Are you familiar with the podcast "Spotify: A Product Story"? A bit meta, but very interesting to get a glimpse of the major milestones and challenges over the years from their point of view. Episode 7 is especially interesting, where they discuss their move from music to broader audio (including, but not limited to podcasts).
In the podcast they speak about a model for content companies with three phases:
1. Access - as long as Access is limited, it solves the customer need to provide the content. Spotify started by streaming music faster than anybody else. Currently advanced search functions play a role into access as well, I would argue.

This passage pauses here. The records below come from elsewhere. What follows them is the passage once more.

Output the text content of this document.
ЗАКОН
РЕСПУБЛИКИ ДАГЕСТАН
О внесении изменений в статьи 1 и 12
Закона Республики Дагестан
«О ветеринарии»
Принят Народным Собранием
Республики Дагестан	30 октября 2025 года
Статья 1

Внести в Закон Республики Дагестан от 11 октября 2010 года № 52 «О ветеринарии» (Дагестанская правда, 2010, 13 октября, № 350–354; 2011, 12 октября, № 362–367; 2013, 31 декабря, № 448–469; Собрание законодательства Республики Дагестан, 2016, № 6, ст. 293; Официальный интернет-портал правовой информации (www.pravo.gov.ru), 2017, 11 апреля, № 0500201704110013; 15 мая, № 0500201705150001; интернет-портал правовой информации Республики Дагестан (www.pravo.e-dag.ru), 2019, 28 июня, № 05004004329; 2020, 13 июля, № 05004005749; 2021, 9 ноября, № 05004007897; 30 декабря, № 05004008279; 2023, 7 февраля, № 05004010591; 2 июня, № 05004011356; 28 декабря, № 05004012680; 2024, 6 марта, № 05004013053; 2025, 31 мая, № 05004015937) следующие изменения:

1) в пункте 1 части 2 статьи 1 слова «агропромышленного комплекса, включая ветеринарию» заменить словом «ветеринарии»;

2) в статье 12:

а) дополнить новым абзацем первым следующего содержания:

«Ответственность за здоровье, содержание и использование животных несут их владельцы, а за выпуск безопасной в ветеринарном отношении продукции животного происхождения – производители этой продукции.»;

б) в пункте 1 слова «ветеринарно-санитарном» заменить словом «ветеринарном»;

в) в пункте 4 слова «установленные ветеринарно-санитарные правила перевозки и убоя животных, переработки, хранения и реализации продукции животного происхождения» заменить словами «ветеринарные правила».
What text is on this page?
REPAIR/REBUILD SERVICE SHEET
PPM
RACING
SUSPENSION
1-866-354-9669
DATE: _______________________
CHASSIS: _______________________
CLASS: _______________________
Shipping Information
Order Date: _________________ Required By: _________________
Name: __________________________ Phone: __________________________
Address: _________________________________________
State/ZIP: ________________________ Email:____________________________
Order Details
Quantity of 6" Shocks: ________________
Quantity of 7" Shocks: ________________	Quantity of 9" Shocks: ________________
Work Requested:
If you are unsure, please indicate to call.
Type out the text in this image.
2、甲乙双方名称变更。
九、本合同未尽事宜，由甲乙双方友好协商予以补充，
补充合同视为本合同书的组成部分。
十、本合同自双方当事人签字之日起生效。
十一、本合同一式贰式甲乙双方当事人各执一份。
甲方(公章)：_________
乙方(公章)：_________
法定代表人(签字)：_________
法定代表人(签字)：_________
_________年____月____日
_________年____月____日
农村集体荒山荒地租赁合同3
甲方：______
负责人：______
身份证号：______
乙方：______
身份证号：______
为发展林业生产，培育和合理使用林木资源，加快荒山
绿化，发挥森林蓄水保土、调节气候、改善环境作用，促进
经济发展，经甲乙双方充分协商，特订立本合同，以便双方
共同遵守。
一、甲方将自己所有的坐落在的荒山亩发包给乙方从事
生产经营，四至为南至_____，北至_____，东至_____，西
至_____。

2. Exclusive Content - This is where Spotify is right now and explains their investments in Joe Rogan & other celebrity podcasts. Netflix is in this Phase as well, with a major issue of large costs to create their content. Spotify solves this more elegantly. I
3. Platform - Users join because of the content, creators join because of users & monetization potential. Spotify is on a good path here. Including creator tools on their platform for producing podcasts & music. The more people use the Spotify the more they convert to paying premium users. And I know firsthand how sticky the personal recommendation engine and tailored playlists are once you have use the service a bit.
It will be interesting to see what a future Phase 4 could look like - maybe your thoughts on Web3.0 will play out here. Who knows.
I like that the flywheel currently provides ample growth opportunity, but I don't see how their margins will improve anytime soon. The (exclusive) podcast content is seen as a differentiator to other platforms/competitors and therefore provided for free or with minimal monetization even to non-premium users. Therefore cashflows to shareholder will be farther down the line and should be discounted accordingly.